On Monday, I gave a lecture at Cemus (Centre for Environment and Development Studies). Cemus is a student-initiated and interdisciplinary center at SLU and Uppsala University with the ambition to contribute to a just and sustainable world. This is done not least by offering courses and through education creating spaces for dialogue between students, researchers and social actors from various fields and backgrounds. I was invited as a guest lecturer on a course called “Climate change and leadership in practice”, to talk about my research project about Muslim women, art, and activism, a subject that might be seen as completely different from the subject of climate change, but the idea was to throughout the course highlight methods and strategies different groups use within their activism. The first part of the lecture focused on highlighting specific examples of how a younger generation of Muslim women in Sweden uses artforms such as theater and spoken word poetry to highlight experiences of racism and exclusion. After the break, the whole group engaged in dialogue on potential correlations between different social movements such as the anti-racist and feminist movement and the climate movement.

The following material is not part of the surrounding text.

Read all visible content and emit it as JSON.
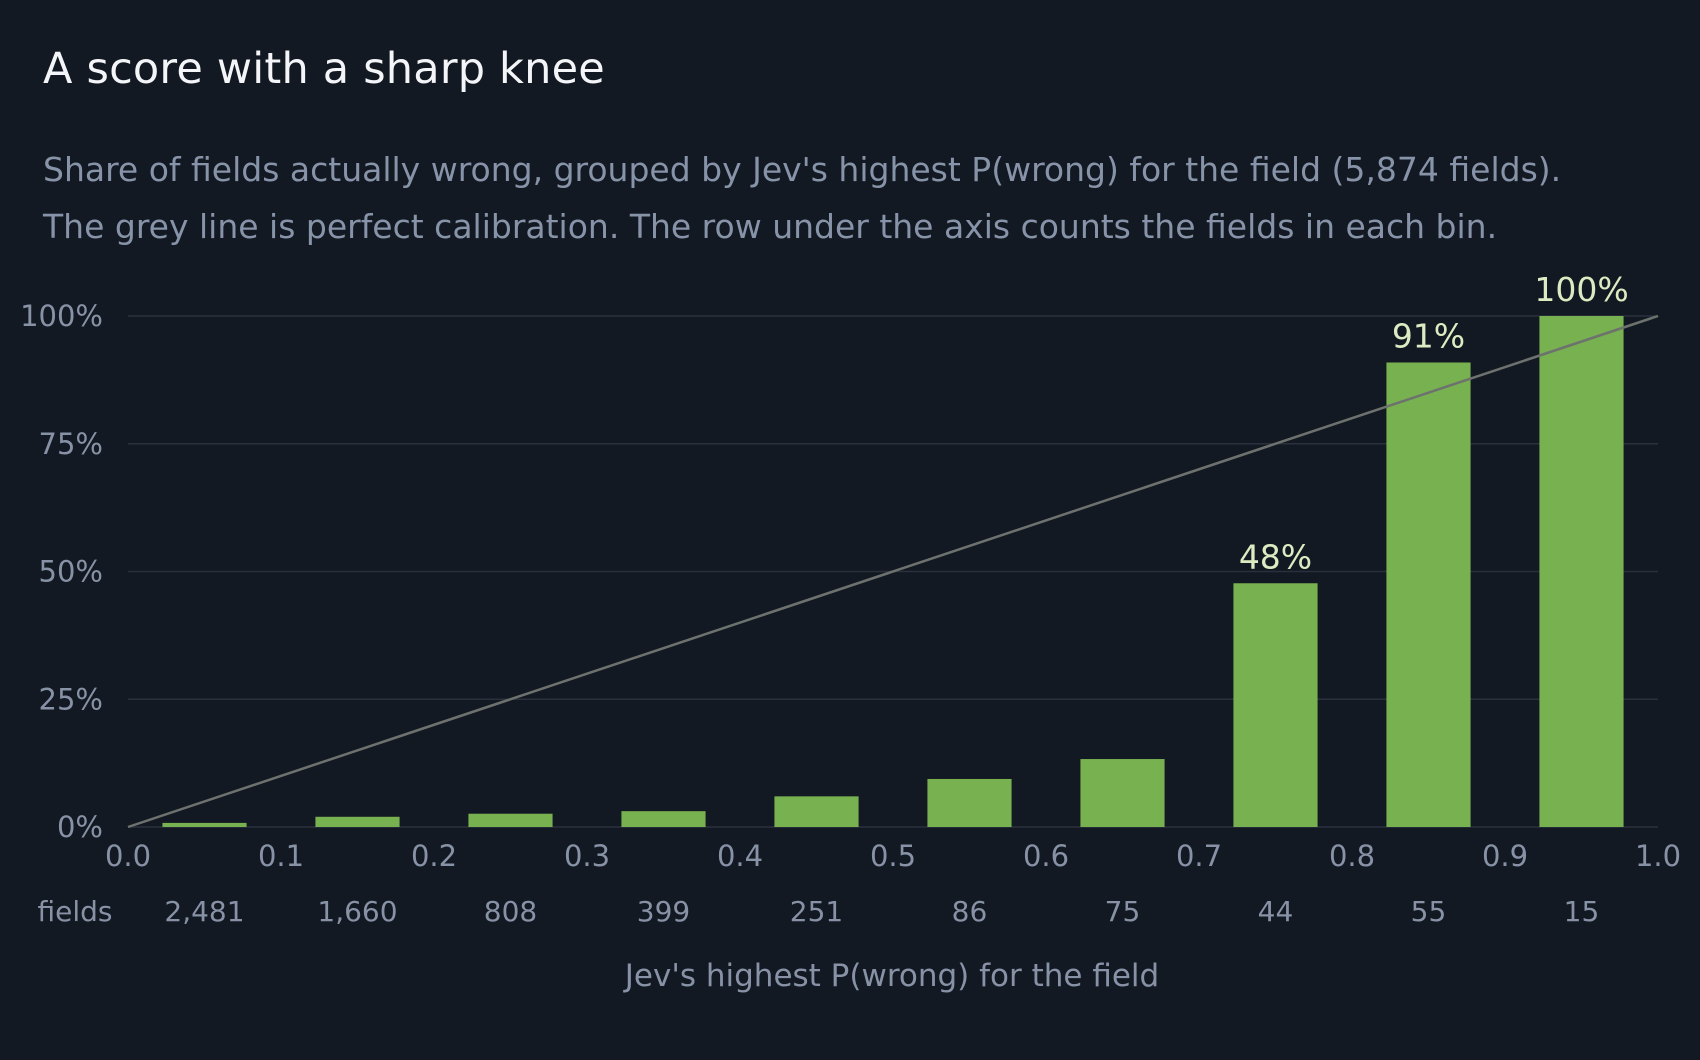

Central questions discussed were:
How can we understand the work carried out by these women in relation to wider social movements?
What connections are there between the work against climate change and, for example, anti-racist struggles?
What role can art play in bringing different communities together for a broader common cause?
This was a really rewarding meeting, coming together with students, who are engaged in the field of climate change, to understand how seemingly vastly different issues still correlate. Too broaden one’s perspective.